At Walmart, Gandhi says he is particularly excited about the company’s program to hire community health workers. Walmart has opened dozens of health clinics, with more on the way, and the company has hired more than 40 community health workers.

“Our community health workers have an opportunity to think broadly around health,” Gandhi says. “Investing in community health worker programs is an example of playing the long game.”

More healthcare leaders are talking about the need to raise the quality of healthcare for all patients, and on one level, Gandhi says it’s good that there are more conversations about health equity. But he says there needs to be more action.

“I think there's a concern for folks that have been in this space, that we talk so much about these issues, but it's not clear that we're actually making progress on this front,” Gandhi says.

In terms of developing long-term solutions to improve a community’s health, he points to a redevelopment project in his own city of Austin. Community groups have spent years on a plan to transform a vacant Home Depot site in a historically African-American neighborhood. After much discussion, community groups worked with neighbors to develop a plan with affordable housing and a park.

“It is going to change the entire health outcome of that community,” Gandhi says. “But it took us years to do. And it took a comprehensive approach from health leaders, from community leaders, educational leaders, city leaders to get to that point.
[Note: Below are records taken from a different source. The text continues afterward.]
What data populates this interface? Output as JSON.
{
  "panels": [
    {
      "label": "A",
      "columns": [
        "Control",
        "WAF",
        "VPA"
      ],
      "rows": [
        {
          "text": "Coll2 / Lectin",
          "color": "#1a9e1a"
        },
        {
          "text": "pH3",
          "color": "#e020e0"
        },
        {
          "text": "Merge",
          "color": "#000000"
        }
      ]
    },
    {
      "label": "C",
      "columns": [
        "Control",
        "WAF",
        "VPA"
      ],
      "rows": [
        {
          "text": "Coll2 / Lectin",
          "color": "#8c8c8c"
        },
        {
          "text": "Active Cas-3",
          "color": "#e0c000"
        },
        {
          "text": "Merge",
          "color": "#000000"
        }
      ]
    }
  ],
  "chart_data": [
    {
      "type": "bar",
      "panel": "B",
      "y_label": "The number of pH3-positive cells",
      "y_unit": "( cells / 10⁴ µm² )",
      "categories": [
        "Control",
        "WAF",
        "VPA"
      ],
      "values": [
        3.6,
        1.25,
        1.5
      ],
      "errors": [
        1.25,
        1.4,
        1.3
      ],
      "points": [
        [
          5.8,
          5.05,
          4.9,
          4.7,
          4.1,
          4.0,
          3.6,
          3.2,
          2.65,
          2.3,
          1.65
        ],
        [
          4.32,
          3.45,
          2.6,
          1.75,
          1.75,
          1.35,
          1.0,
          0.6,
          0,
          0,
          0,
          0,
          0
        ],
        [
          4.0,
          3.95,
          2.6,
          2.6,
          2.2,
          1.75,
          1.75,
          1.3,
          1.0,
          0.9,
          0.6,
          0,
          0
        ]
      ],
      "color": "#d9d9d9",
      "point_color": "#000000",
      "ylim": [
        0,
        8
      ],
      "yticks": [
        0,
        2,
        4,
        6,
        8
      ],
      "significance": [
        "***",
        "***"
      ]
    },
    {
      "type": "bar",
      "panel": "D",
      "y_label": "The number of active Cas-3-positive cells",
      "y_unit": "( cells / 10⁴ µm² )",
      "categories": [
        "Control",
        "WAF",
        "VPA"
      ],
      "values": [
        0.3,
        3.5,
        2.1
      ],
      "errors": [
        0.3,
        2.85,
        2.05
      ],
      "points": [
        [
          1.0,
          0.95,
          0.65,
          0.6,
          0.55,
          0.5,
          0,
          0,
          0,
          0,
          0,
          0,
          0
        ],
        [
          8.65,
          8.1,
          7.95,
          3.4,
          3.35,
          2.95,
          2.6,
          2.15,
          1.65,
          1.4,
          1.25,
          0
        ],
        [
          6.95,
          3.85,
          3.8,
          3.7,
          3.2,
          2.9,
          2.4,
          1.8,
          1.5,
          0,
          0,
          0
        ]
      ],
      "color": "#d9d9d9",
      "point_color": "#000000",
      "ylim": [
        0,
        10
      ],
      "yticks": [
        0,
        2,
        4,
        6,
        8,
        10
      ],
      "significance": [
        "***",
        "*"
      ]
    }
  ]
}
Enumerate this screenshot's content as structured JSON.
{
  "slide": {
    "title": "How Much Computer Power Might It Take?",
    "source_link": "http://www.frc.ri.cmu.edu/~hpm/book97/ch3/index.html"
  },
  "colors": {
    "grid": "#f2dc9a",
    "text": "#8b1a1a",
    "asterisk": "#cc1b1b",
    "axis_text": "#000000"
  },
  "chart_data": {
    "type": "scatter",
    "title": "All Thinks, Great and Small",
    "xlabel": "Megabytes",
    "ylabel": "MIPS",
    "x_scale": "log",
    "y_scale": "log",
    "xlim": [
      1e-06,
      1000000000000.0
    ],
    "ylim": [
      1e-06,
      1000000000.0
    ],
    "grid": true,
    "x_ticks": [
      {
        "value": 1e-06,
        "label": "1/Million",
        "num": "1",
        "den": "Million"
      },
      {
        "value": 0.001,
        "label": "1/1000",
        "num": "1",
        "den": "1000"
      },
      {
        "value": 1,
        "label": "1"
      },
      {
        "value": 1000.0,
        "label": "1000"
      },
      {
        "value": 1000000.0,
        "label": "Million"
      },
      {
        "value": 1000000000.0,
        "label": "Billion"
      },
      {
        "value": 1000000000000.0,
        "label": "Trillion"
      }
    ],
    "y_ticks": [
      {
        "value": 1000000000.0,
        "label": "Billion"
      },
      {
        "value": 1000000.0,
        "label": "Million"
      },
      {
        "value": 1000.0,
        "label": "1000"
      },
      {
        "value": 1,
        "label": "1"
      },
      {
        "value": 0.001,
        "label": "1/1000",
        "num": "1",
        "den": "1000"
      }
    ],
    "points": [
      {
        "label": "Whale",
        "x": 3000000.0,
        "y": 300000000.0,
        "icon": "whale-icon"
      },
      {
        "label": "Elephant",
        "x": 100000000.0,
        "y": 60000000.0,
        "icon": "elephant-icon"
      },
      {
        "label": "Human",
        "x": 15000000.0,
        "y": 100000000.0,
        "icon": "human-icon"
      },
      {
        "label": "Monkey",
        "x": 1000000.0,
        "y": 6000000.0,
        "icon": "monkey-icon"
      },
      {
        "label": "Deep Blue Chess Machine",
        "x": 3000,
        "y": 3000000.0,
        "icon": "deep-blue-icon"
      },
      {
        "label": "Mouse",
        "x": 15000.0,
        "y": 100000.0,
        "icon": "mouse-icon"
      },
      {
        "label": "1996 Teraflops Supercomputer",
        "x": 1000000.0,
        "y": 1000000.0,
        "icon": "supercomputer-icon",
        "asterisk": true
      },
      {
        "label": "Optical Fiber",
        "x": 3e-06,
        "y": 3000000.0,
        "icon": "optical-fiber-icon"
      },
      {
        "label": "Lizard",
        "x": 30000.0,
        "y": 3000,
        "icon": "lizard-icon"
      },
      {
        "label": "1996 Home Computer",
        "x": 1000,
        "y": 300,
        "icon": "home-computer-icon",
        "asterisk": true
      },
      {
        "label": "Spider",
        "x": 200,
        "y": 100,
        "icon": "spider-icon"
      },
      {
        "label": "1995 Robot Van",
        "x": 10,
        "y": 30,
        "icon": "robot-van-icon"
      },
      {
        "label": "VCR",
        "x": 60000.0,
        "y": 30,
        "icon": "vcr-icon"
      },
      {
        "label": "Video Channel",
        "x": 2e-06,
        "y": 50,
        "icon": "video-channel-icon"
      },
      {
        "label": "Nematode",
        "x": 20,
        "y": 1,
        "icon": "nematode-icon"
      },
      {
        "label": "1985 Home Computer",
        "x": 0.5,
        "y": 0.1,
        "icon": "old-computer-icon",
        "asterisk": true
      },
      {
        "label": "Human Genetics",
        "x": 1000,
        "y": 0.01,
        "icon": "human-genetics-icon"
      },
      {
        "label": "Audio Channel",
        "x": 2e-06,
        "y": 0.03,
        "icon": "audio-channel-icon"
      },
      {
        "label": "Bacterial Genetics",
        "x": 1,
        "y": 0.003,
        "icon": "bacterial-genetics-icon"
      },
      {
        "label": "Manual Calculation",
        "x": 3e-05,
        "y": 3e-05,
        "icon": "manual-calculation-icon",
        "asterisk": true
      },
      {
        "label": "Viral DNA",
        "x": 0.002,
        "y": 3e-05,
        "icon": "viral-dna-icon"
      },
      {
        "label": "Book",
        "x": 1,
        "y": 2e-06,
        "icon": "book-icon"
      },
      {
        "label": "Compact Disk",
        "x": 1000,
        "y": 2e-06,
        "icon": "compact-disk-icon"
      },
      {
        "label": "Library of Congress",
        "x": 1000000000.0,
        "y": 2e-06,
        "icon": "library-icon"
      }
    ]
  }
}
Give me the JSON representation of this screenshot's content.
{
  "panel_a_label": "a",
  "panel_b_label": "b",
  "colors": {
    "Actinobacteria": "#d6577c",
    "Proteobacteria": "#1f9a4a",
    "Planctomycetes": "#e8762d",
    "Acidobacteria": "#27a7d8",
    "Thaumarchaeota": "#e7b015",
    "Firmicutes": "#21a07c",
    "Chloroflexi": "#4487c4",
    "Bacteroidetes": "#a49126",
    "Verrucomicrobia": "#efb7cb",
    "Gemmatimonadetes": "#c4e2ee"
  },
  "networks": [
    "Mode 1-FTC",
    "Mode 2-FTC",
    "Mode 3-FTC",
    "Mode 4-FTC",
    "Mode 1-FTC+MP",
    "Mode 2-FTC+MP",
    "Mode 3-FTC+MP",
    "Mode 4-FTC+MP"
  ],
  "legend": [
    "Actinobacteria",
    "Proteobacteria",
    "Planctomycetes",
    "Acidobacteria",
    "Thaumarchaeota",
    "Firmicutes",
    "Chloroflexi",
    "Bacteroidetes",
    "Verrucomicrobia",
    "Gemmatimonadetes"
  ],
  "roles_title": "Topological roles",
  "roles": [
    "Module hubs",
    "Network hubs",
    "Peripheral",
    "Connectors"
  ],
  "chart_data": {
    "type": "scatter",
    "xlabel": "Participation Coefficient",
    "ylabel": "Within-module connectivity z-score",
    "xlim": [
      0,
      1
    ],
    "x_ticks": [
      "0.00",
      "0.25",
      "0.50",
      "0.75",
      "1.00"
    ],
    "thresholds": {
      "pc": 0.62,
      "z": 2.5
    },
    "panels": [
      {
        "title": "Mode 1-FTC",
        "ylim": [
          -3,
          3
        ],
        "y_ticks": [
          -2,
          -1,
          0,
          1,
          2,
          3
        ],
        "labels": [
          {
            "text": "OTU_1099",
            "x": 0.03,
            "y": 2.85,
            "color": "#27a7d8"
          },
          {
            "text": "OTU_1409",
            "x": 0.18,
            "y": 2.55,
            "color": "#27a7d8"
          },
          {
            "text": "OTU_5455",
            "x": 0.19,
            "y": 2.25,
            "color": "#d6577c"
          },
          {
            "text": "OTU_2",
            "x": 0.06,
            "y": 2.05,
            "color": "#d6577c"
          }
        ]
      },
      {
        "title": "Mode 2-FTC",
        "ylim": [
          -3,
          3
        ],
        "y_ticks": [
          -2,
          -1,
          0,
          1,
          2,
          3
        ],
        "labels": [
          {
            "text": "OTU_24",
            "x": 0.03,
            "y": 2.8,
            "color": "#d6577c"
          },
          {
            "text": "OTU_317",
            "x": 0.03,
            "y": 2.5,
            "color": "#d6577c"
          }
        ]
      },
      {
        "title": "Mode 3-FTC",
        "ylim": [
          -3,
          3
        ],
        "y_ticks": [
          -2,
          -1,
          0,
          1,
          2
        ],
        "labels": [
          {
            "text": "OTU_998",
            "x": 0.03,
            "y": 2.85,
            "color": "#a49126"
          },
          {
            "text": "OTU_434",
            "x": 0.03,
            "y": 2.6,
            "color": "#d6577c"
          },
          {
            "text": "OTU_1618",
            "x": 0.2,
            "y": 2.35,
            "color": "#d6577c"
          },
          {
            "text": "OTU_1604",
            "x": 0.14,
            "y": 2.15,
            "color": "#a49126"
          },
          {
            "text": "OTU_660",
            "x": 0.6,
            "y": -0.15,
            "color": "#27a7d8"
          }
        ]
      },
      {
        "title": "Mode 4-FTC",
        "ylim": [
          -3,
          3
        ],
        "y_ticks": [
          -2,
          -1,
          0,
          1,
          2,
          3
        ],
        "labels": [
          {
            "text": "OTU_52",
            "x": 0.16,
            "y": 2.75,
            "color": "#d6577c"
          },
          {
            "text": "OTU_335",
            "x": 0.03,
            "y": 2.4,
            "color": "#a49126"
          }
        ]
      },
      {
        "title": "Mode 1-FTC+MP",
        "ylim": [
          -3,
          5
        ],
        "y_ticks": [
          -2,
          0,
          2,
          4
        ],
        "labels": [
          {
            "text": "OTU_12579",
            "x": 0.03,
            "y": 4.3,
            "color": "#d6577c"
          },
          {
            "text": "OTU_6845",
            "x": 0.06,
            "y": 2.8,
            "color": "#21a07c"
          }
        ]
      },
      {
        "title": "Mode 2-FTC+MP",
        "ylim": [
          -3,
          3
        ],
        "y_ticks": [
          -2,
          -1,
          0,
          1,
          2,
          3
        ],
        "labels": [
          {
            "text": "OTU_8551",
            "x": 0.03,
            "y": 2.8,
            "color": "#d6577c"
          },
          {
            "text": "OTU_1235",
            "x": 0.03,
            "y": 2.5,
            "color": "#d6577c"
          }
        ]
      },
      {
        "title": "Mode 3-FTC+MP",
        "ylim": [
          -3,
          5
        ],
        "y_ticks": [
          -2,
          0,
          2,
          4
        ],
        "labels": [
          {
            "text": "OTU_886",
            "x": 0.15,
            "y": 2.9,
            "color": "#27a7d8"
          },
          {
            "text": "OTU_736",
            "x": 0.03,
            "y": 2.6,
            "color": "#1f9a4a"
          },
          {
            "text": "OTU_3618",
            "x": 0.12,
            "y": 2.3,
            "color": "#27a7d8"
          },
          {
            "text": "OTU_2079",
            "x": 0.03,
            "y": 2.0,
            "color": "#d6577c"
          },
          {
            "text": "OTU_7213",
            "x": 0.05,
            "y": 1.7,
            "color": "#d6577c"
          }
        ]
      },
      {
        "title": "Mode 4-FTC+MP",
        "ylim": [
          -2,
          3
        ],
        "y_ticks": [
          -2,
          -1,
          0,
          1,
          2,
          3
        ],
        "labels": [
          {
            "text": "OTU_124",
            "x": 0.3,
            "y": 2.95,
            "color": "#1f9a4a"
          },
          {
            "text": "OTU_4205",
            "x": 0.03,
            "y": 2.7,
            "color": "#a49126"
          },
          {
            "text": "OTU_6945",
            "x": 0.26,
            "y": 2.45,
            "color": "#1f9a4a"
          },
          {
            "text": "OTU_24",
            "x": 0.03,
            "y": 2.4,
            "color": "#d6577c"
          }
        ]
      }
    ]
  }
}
But it's going to make a difference …. in health for that community and for families and children.”

Gandhi says that the project will still take years before the community sees the true return on its investment, but he says healthcare leaders need to think about long-term commitments.

And that’s why he says playing the long game is “the most important advice I would give to my colleagues.”

Seeing a host of troubling health indicators nationwide, Gandhi says he’s fired up to work with Walmart to try to make a difference.

“We're looking at outcome measures in our country that are worsening over the past few years, whether it's life expectancy or maternal mortality,” Gandhi says. “We're looking at very stubborn rates of poverty and economic empowerment, and challenges that working families face across this country.”